Classic RL projects train against a gym environment from the Environment step: Arena built-ins or your uploaded custom environment. The Agent step lists the algorithms below; Training exposes network, replay buffer (when the algorithm uses one), and loop hyperparameters.

Single-agent

Use these when the environment has one decision-maker.

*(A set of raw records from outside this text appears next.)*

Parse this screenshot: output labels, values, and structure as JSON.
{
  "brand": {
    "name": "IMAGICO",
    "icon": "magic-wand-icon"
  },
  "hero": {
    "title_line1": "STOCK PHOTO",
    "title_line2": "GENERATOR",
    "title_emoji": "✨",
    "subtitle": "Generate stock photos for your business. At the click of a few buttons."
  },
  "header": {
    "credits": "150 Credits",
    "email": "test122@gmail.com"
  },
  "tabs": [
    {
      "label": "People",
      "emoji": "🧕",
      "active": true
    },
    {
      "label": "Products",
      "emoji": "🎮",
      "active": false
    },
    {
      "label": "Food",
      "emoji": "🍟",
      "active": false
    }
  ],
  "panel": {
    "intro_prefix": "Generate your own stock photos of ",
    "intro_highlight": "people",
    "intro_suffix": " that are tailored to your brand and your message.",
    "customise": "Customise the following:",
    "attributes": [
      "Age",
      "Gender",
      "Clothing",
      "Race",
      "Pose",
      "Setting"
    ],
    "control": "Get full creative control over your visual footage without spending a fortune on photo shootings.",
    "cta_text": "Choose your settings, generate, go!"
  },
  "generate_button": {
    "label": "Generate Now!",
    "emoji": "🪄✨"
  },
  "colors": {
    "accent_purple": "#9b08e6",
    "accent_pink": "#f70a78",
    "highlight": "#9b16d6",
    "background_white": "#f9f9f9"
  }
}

The subsections group them by how they learn, not by agent count.

Value-based (off-policy)

Name

Notes

DQN

Replay buffer and target network; epsilon decay appears in training forms

Rainbow DQN

DQN extensions such as prioritized replay and distributional options in the algorithm section

Policy gradient and actor-critic

Name

Notes

PPO

Common default for many discrete and continuous gym tasks

Recurrent PPO

PPO with a recurrent policy when observations need memory

DDPG

Continuous control with actor and critic

TD3

Twin critics, delayed policy updates, target smoothing

Multi-agent

Use these when the environment exposes multiple agents.

Name

Notes

MADDPG

Multi-agent DDPG

MATD3

Multi-agent TD3

IPPO

Independent PPO per agent

Choosing one

Among single-agent trainers, off-policy methods (DQN, Rainbow, DDPG, TD3) sample a replay buffer and often need fewer fresh environment steps per update. PPO and Recurrent PPO collect new rollouts each cycle and are usually easier to tune on standard benchmarks. Multi-agent algorithms assume your environment reports the right agent count and observation spaces.

When you change the algorithm in the wizard, Arena refreshes defaults on Agent and Training to match.